Loyalty Experience and Design for Globalized Brands

by Arif Damji
February 22, 2016
Loyalty Experience and Design for Globalized Brands

In today’s world of globalized brands and the aspirational 360 degree of customers, the question arises around how uniform a customer’s loyalty experience should be across countries. Undoubtedly, years ago when many large established globalized and brands moved into Europe and Asia, they wanted to create a differentiated image tailored to these geographies to help penetrate into those regions. However, as their presence expanded, their loyalty footprint has become equally regional with a differentiated program in each market. Recent trends of mobility across geographies, transparency of eCommerce, and a desire for a globalized brand image has helped to flag the need for a global customer experience for brands, inclusive of course of a consistent loyalty experience.

Why does a loyalty experience need to be consistent across geographies?

The question around global loyalty is whether a brand is better off being able to customize a customer’s loyalty interactions across geographies. Every customer is different and much of that is due to local influences such as culture, norms, and preferences.

In the end, it is a compromise. Allowing for a completely differentiated experience across geographies is going to optimize the regional experience, but may dilute the brand’s global image and attributes. The original mission statement may seem like just a fabricated list of words and both the staff and customers may become confused about the “raison d’etre” of the brand.

Accordingly, a brand that imposes a “one size fits all” approach to loyalty without any geographical nuances to loyalty is reliant on a homogenous population across geographies. What happens if members spend or interact differently across countries? The abundance of $1000+ a year spenders in China may not match up with the average $100 a year spenders in Spain. A tier aimed at rewarding best customers, which looks only at the global population is likely to have a disproportionate number of tier members in one country over the other.
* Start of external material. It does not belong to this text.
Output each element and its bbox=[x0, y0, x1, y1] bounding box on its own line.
In the end, a customer in Spain may see very little value in the program!

How does this impact the design of your loyalty program?

It essentially means that you need a global framework for a loyalty program, whereby the quantitative metrics of customers (e.g. spend, visits, average check size, etc.) are combined with qualitative observations (from surveys and focus groups) to create a set of rules around loyalty program design in each country. If you find (as many do) major differences across geographies, you may need to start to think about tools in your arsenal to customize elements of the program. For example, you could have different tier thresholds across countries, or utilize the communication strategy of each country to tailor to the markets an offer.

In the end, the program needs to feel like it belongs to “one brand” with “one message,” and at the same time still remain relevant and tailored to the population of each geography. Not an easy feat, but I suppose that is why loyalty strategy has become a science.